Viertes Kapitel
DIE REISGESELLSCHAFT BESICHTIGTE DANN NOCH DIE
MUSTERHAFTEN landwirtschaftlichen Einrichtungen von Neudorf. Mr.
Kingscourt interessierte sich besonders für die chemische
Versuchsstation und das moderne Maschinenhaus der Gemeinde. Friedrich
Löwenberg verweilte länger in der Volksschule und in der mit
populärwissenschaftlichen Werken reich versehenen öffentlichen
Bibliothek. Mirjam, die als Lehrerin Bescheid wußte, gab ihm über alles
Auskunft. Er war zuerst froh erstaunt, aber je mehr er von den schönen
und nützlichen Vorkehrungen für die geistige und körperliche Hebung des
heranwachsenden Geschlechtes erfuhr, um so trauriger wurde seine Miene,
und endlich seufzte er tief.
"Was haben Sie, Herr Doktor?" fragte Mirjam freundlich. "Es
fällt mir schwer aufs Herz, Fräulein Mirjam! Ich sehe jetzt, daß ich eine
Pflicht versäumt habe. Ich hätte mittun können, mittun müssen an diesem
wundervollen Werke der Volksaufrichtung. Ich war einer von den Gebildeten und
hätte verstehen müssen, was in der Zeit sich vorbereitete. Aber nein, ich war
nur mit meinen eigenen jämmerlichen Schmerzen beschäftigt. Ich lief davon, ich
verbrauchte zwanzig Jahre in der dümmsten Nutzlosigkeit. Ich kann Ihnen gar
nicht sagen, wie mir zu Mute ist. Ich - ich schäme mich."

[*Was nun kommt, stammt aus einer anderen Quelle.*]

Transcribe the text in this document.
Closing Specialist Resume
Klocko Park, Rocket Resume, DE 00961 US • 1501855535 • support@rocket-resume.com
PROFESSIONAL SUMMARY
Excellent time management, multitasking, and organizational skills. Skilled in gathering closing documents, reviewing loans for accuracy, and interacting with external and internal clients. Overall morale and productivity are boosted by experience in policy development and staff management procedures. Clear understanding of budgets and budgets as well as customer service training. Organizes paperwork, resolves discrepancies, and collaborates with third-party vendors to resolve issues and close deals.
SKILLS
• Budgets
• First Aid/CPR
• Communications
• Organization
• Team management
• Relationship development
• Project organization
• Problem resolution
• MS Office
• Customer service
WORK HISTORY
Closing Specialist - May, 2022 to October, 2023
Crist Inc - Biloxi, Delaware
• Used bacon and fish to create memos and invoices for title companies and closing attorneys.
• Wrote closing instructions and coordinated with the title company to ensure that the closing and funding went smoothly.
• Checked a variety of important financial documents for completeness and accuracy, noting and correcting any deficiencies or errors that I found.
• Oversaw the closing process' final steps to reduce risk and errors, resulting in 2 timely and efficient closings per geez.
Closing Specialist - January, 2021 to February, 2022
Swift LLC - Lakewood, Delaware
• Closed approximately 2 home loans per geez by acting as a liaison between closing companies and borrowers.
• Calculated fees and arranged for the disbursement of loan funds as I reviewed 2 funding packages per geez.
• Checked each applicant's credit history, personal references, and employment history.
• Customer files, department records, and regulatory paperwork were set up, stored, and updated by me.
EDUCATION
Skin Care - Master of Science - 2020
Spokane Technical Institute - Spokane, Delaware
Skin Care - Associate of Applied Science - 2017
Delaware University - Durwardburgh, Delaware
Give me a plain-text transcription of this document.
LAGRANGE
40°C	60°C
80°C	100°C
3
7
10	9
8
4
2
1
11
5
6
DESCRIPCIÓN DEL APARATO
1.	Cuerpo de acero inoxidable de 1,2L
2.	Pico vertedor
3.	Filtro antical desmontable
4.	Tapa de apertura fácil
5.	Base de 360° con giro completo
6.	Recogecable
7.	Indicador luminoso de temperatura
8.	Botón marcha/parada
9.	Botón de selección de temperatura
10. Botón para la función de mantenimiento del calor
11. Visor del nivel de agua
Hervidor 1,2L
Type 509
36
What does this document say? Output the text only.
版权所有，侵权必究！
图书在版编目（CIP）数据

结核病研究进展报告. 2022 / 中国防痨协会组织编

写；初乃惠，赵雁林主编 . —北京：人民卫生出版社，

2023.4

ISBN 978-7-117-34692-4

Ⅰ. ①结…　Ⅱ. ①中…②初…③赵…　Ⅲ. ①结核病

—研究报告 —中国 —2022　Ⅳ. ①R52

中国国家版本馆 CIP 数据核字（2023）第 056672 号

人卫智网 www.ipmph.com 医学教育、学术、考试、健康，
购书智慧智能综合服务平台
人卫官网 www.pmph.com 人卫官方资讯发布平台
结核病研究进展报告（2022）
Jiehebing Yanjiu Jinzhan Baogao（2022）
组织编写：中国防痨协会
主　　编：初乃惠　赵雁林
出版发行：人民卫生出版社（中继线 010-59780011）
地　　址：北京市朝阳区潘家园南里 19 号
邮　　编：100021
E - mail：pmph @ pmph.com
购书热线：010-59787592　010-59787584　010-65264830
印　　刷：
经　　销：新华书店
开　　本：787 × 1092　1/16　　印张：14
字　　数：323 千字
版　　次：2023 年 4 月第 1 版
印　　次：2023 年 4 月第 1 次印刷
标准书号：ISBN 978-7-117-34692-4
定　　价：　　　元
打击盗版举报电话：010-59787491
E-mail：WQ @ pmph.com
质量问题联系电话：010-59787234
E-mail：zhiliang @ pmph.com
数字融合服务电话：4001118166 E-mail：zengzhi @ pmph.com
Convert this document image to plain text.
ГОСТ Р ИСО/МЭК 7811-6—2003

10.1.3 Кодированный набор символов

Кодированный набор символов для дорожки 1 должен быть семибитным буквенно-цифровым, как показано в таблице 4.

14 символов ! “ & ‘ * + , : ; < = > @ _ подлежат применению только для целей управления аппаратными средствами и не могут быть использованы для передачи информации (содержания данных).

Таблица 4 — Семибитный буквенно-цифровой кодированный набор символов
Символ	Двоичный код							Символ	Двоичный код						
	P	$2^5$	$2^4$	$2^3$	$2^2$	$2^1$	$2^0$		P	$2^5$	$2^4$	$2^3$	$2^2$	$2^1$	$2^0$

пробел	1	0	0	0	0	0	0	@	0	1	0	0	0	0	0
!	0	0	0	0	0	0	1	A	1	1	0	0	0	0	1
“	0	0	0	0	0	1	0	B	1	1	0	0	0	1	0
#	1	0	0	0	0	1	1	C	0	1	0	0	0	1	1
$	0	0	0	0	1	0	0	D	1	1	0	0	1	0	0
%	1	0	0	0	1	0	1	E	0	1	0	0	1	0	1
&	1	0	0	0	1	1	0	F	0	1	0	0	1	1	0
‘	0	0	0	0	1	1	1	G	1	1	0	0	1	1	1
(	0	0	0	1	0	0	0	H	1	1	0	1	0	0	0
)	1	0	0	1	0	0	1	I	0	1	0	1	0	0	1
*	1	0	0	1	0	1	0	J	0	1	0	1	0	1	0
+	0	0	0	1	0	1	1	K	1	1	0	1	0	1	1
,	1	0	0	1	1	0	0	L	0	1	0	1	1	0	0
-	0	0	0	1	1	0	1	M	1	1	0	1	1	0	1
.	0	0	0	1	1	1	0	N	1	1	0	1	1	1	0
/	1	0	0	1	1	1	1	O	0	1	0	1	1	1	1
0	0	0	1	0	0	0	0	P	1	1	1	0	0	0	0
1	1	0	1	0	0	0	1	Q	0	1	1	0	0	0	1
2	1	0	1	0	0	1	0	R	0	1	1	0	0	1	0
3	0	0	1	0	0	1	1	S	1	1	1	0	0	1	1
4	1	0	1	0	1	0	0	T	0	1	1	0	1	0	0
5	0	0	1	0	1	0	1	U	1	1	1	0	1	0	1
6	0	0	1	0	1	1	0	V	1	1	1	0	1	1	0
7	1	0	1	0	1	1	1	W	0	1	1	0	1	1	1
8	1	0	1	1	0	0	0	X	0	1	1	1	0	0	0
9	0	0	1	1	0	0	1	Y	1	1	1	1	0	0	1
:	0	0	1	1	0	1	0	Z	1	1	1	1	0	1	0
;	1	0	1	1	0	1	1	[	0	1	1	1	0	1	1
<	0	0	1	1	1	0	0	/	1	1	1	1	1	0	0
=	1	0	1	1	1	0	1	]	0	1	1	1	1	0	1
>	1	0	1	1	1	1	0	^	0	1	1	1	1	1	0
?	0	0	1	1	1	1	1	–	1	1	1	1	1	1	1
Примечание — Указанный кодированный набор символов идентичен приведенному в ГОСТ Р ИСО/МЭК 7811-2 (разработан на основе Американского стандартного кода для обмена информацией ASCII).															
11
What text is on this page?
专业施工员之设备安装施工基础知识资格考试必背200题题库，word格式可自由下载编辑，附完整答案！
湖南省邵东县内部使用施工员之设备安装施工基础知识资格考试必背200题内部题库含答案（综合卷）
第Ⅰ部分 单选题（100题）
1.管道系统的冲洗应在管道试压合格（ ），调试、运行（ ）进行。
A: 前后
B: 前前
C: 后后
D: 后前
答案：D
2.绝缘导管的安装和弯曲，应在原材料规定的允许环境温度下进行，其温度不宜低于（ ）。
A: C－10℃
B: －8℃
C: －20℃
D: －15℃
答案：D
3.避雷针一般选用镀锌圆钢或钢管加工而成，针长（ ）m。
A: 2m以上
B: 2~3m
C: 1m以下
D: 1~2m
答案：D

Sie wollte begütigend abwehren.
"Nein, Fräulein Mirjam, versuchen Sie nicht, mich zu trösten.
Sie, mit Ihrem nützlichen Leben, Sie können mir nur aus Erbarmen widersprechen,
nicht aus Überzeugung. Ich schäme mich meiner Untätigkeit, meines Egoismus. Ein
gebildeter Jude meiner Zeit hatte die Pflicht, sich seines armen Volkes
anzunehmen. Diese Pflicht habe ich schmählich versäumt. Beklagen Sie' mich,
Fräulein Mirjam, aber verachten Sie mich wenigstens nicht!"
"Verachten? Wie könnte ich das?" erwiderte sie mit ihrer weichen
Stimme. "Sie, den Wohltäter unseres Hauses verachten?"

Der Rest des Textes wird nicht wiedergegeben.